Pienso entonces como así sucede con todo aquel que, en cualquier nivel de enseñanza, decida dedicar sus días a compartir saberes y vivencias. Alumnos, infantes o adultos, desean todos aprender y merecen respeto en tanto seamos capaces de ofrecérselo.

¿Es necesario cierta vocación para ello? Evidentemente. No basta con poseer conocimientos y aportar una larga lista de títulos de libros a leer para cultivar el intelecto… Se requiere paciencia para explicar y acompañar al alumno en las diferentes etapas del aprendizaje. Es menester ser consecuente con las esencias pedagógicas y explotar diferentes métodos de transmisión del conocimiento para su llegada a cada uno de los destinatarios.

Es preciso, además, desear ser ejemplo, no por la garantía de la imitación, sino porque el maestro (aunque también está en constante aprendizaje) se coloca ahí, en frente de todos, para ser referente en cierta medida.

No puedo entender entonces por qué un niño me muestra su libreta de tareas y aparecen las palabras investigar y gravitación mal escritas. ¿El niño debe cuidar y mejorar su ortografía? Estoy de acuerdo.pero, ¿por qué la libreta estaba revisada por su maestra y debidamente firmada como prueba de ello con errores a la vista?
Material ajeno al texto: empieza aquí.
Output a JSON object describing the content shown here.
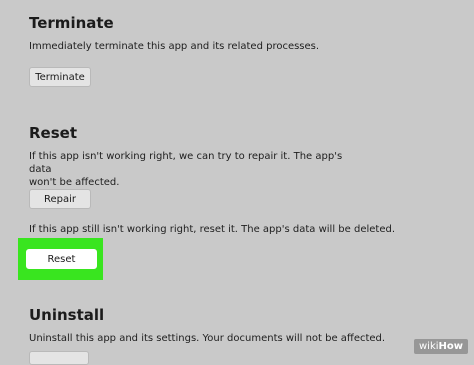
{
  "terminate": {
    "title": "Terminate",
    "description": "Immediately terminate this app and its related processes.",
    "button_label": "Terminate"
  },
  "reset": {
    "title": "Reset",
    "repair_description_line1": "If this app isn't working right, we can try to repair it. The app's data",
    "repair_description_line2": "won't be affected.",
    "repair_button_label": "Repair",
    "reset_description": "If this app still isn't working right, reset it. The app's data will be deleted.",
    "reset_button_label": "Reset",
    "highlight_color": "#39e51f"
  },
  "uninstall": {
    "title": "Uninstall",
    "description": "Uninstall this app and its settings. Your documents will not be affected."
  },
  "watermark": {
    "prefix": "wiki",
    "suffix": "How"
  }
}
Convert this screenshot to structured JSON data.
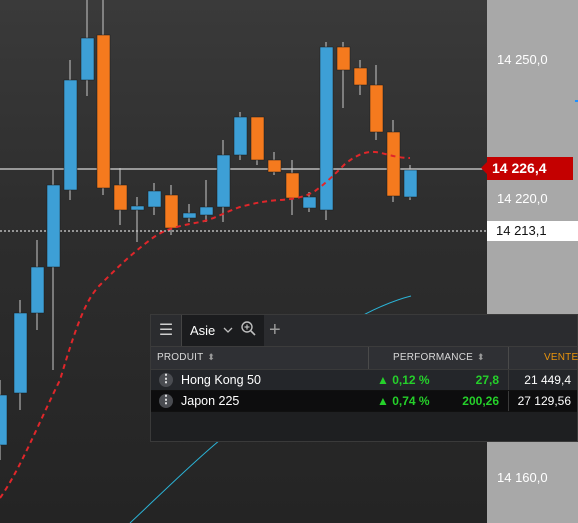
{
  "price_axis": {
    "ticks": [
      "14 250,0",
      "14 220,0",
      "14 160,0"
    ],
    "current_price": "14 226,4",
    "reference_price": "14 213,1"
  },
  "watchlist": {
    "tab_label": "Asie",
    "columns": {
      "product": "PRODUIT",
      "performance": "PERFORMANCE",
      "sell": "VENTE"
    },
    "rows": [
      {
        "name": "Hong Kong 50",
        "pct": "▲ 0,12 %",
        "change": "27,8",
        "sell": "21 449,4"
      },
      {
        "name": "Japon 225",
        "pct": "▲ 0,74 %",
        "change": "200,26",
        "sell": "27 129,56"
      }
    ]
  },
  "colors": {
    "up_candle": "#3d9fd6",
    "down_candle": "#f57a1e",
    "moving_average": "#e0262a",
    "positive": "#25d02a",
    "current_price_bg": "#c40000",
    "column_accent": "#e8930c"
  },
  "icons": {
    "menu": "hamburger-icon",
    "tab_dropdown": "chevron-down-icon",
    "zoom": "zoom-in-icon",
    "add": "plus-icon"
  }
}
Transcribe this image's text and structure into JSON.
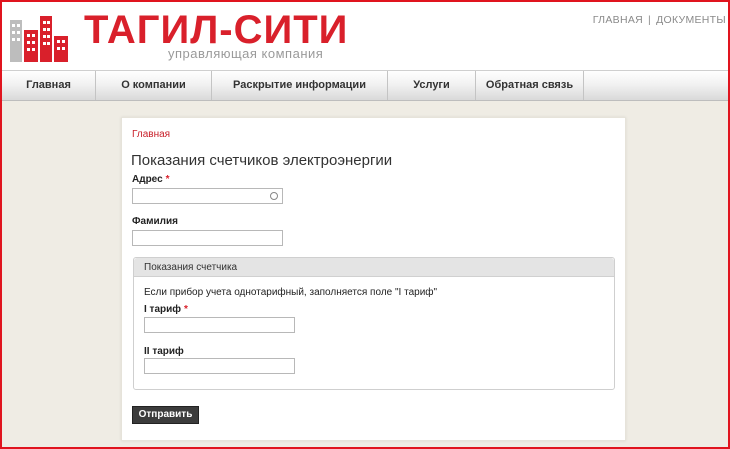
{
  "header": {
    "logo_title": "ТАГИЛ-СИТИ",
    "logo_subtitle": "управляющая компания",
    "top_links": [
      "ГЛАВНАЯ",
      "ДОКУМЕНТЫ"
    ],
    "top_link_separator": "|"
  },
  "nav": {
    "items": [
      {
        "label": "Главная"
      },
      {
        "label": "О компании"
      },
      {
        "label": "Раскрытие информации"
      },
      {
        "label": "Услуги"
      },
      {
        "label": "Обратная связь"
      }
    ]
  },
  "page": {
    "breadcrumb": "Главная",
    "title": "Показания счетчиков электроэнергии"
  },
  "form": {
    "address_label": "Адрес",
    "required_mark": "*",
    "address_value": "",
    "surname_label": "Фамилия",
    "surname_value": "",
    "fieldset_legend": "Показания счетчика",
    "hint": "Если прибор учета однотарифный, заполняется поле \"I тариф\"",
    "tariff1_label": "I тариф",
    "tariff1_value": "",
    "tariff2_label": "II тариф",
    "tariff2_value": "",
    "submit_label": "Отправить"
  },
  "colors": {
    "brand_red": "#d9202b",
    "frame_red": "#e0141e",
    "background": "#efece4",
    "button_dark": "#3c3c3c"
  }
}
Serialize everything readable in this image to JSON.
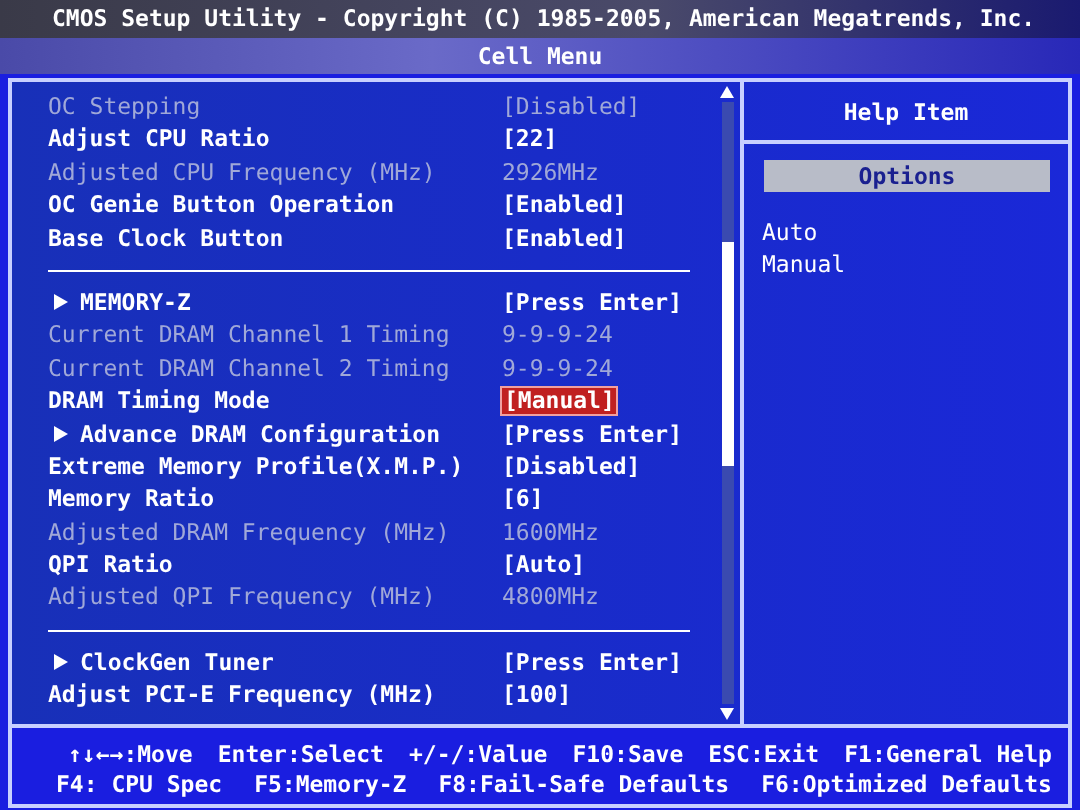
{
  "header": {
    "title": "CMOS Setup Utility - Copyright (C) 1985-2005, American Megatrends, Inc.",
    "subtitle": "Cell Menu"
  },
  "groups": [
    [
      {
        "kind": "setting",
        "label": "OC Stepping",
        "value": "[Disabled]",
        "disabled": true,
        "selected": false
      },
      {
        "kind": "setting",
        "label": "Adjust CPU Ratio",
        "value": "[22]",
        "disabled": false,
        "selected": false
      },
      {
        "kind": "setting",
        "label": "Adjusted CPU Frequency (MHz)",
        "value": "2926MHz",
        "disabled": true,
        "selected": false
      },
      {
        "kind": "setting",
        "label": "OC Genie Button Operation",
        "value": "[Enabled]",
        "disabled": false,
        "selected": false
      },
      {
        "kind": "setting",
        "label": "Base Clock Button",
        "value": "[Enabled]",
        "disabled": false,
        "selected": false
      }
    ],
    [
      {
        "kind": "submenu",
        "label": "MEMORY-Z",
        "value": "[Press Enter]",
        "disabled": false,
        "selected": false
      },
      {
        "kind": "setting",
        "label": "Current DRAM Channel 1 Timing",
        "value": "9-9-9-24",
        "disabled": true,
        "selected": false
      },
      {
        "kind": "setting",
        "label": "Current DRAM Channel 2 Timing",
        "value": "9-9-9-24",
        "disabled": true,
        "selected": false
      },
      {
        "kind": "setting",
        "label": "DRAM Timing Mode",
        "value": "[Manual]",
        "disabled": false,
        "selected": true
      },
      {
        "kind": "submenu",
        "label": "Advance DRAM Configuration",
        "value": "[Press Enter]",
        "disabled": false,
        "selected": false
      },
      {
        "kind": "setting",
        "label": "Extreme Memory Profile(X.M.P.)",
        "value": "[Disabled]",
        "disabled": false,
        "selected": false
      },
      {
        "kind": "setting",
        "label": "Memory Ratio",
        "value": "[6]",
        "disabled": false,
        "selected": false
      },
      {
        "kind": "setting",
        "label": "Adjusted DRAM Frequency (MHz)",
        "value": "1600MHz",
        "disabled": true,
        "selected": false
      },
      {
        "kind": "setting",
        "label": "QPI Ratio",
        "value": "[Auto]",
        "disabled": false,
        "selected": false
      },
      {
        "kind": "setting",
        "label": "Adjusted QPI Frequency (MHz)",
        "value": "4800MHz",
        "disabled": true,
        "selected": false
      }
    ],
    [
      {
        "kind": "submenu",
        "label": "ClockGen Tuner",
        "value": "[Press Enter]",
        "disabled": false,
        "selected": false
      },
      {
        "kind": "setting",
        "label": "Adjust PCI-E Frequency (MHz)",
        "value": "[100]",
        "disabled": false,
        "selected": false
      }
    ]
  ],
  "help": {
    "title": "Help Item",
    "options_heading": "Options",
    "options": [
      "Auto",
      "Manual"
    ]
  },
  "footer": [
    [
      "↑↓←→:Move",
      "Enter:Select",
      "+/-/:Value",
      "F10:Save",
      "ESC:Exit",
      "F1:General Help"
    ],
    [
      "F4: CPU Spec",
      "F5:Memory-Z",
      "F8:Fail-Safe Defaults",
      "F6:Optimized Defaults"
    ]
  ]
}
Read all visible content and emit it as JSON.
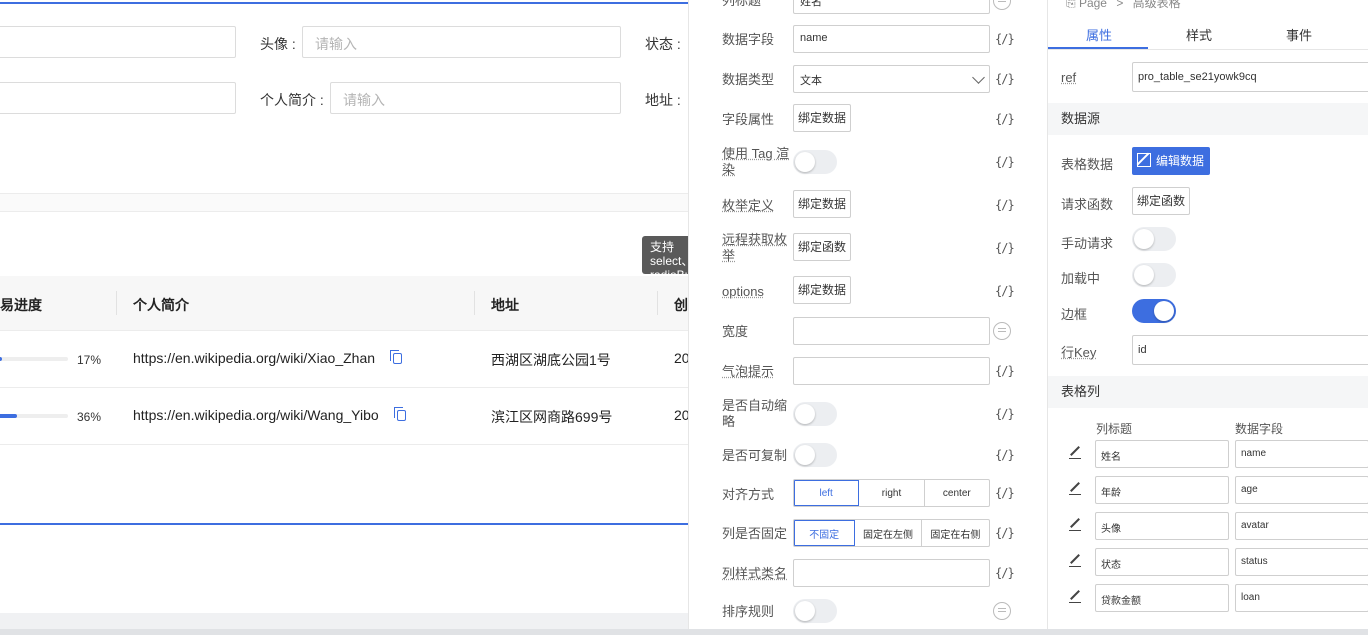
{
  "canvas": {
    "form": {
      "row1": {
        "avatar_label": "头像 :",
        "avatar_placeholder": "请输入",
        "status_label": "状态 :"
      },
      "row2": {
        "intro_label": "个人简介 :",
        "intro_placeholder": "请输入",
        "address_label": "地址 :"
      }
    },
    "tooltip_text": "支持select、radioButton",
    "table": {
      "headers": [
        "易进度",
        "个人简介",
        "地址",
        "创"
      ],
      "rows": [
        {
          "progress": 0.17,
          "progress_label": "17%",
          "intro": "https://en.wikipedia.org/wiki/Xiao_Zhan",
          "address": "西湖区湖底公园1号",
          "created": "20"
        },
        {
          "progress": 0.36,
          "progress_label": "36%",
          "intro": "https://en.wikipedia.org/wiki/Wang_Yibo",
          "address": "滨江区网商路699号",
          "created": "20"
        }
      ]
    }
  },
  "middle": {
    "title_row": {
      "label": "列标题",
      "value": "姓名"
    },
    "field": {
      "label": "数据字段",
      "value": "name"
    },
    "data_type": {
      "label": "数据类型",
      "value": "文本"
    },
    "field_props": {
      "label": "字段属性",
      "button": "绑定数据"
    },
    "use_tag": {
      "label": "使用 Tag 渲染"
    },
    "enum_def": {
      "label": "枚举定义",
      "button": "绑定数据"
    },
    "remote_enum": {
      "label": "远程获取枚举",
      "button": "绑定函数"
    },
    "options": {
      "label": "options",
      "button": "绑定数据"
    },
    "width": {
      "label": "宽度"
    },
    "tooltip": {
      "label": "气泡提示"
    },
    "ellipsis": {
      "label": "是否自动缩略"
    },
    "copyable": {
      "label": "是否可复制"
    },
    "align": {
      "label": "对齐方式",
      "options": [
        "left",
        "right",
        "center"
      ],
      "selected": "left"
    },
    "fixed": {
      "label": "列是否固定",
      "options": [
        "不固定",
        "固定在左侧",
        "固定在右侧"
      ],
      "selected": "不固定"
    },
    "class_name": {
      "label": "列样式类名"
    },
    "sort_rule": {
      "label": "排序规则"
    },
    "brace_icon": "{/}"
  },
  "right": {
    "breadcrumb": {
      "page": "Page",
      "sep": ">",
      "current": "高级表格"
    },
    "tabs": [
      {
        "label": "属性",
        "active": true
      },
      {
        "label": "样式",
        "active": false
      },
      {
        "label": "事件",
        "active": false
      }
    ],
    "ref": {
      "label": "ref",
      "value": "pro_table_se21yowk9cq"
    },
    "datasource_title": "数据源",
    "table_data": {
      "label": "表格数据",
      "button": "编辑数据"
    },
    "request_fn": {
      "label": "请求函数",
      "button": "绑定函数"
    },
    "manual_request": {
      "label": "手动请求",
      "on": false
    },
    "loading": {
      "label": "加载中",
      "on": false
    },
    "bordered": {
      "label": "边框",
      "on": true
    },
    "row_key": {
      "label": "行Key",
      "value": "id"
    },
    "columns_title": "表格列",
    "columns_header": {
      "title": "列标题",
      "field": "数据字段"
    },
    "columns": [
      {
        "title": "姓名",
        "field": "name"
      },
      {
        "title": "年龄",
        "field": "age"
      },
      {
        "title": "头像",
        "field": "avatar"
      },
      {
        "title": "状态",
        "field": "status"
      },
      {
        "title": "贷款金额",
        "field": "loan"
      }
    ]
  },
  "colors": {
    "accent": "#3d6ee0"
  }
}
Lo terrible entonces es escuchar: «La maestra lo escribió así en la pizarra» o «La maestra me revisó la libreta y no me señaló nada», porque ese niño no solo pone en duda mi rectificación, sino que también pondera de manera fiel todo lo hecho o dicho por su profesora.

La vocación es importante para ejercer cualquier profesión y debemos sentirnos también dotados de las capacidades y elementales sensibilidades para hacerlo bien. No podría graduarme de Medicina si temiera intervenir quirúrgicamente a alguien, y no puedo aspirar a ser buzo si no he aprendido a nadar. Y aunque no quiero decir que la pedagoga en cuestión (o
cualquiera otra) no sepa la materia impartida, resulta imperdonable, al menos para mí, que descuide la ortografía.

Luego encontramos médicos con caligrafías ilegibles y ortografías de terror, e ingenieros escudados en sus carreras más numéricas que lingüísticas omitiendo la H de algún vocablo o cambiando C por S. O pintores tomando como pretexto sus pinceles, o científicos pensando solo en descubrir y avalar un hecho, sin dar importancia a cómo escribir las palabras de sus informes.

Propiciemos desde edades tempranas la lectura, tan importante para lograr una ortografía saludable. Interesémonos por las libretas de nuestros infantes, porque no siempre se aprende todo y bien en la escuela, como debiera ser. No dejemos para mañana lo que urge (sin H) hoy (con H).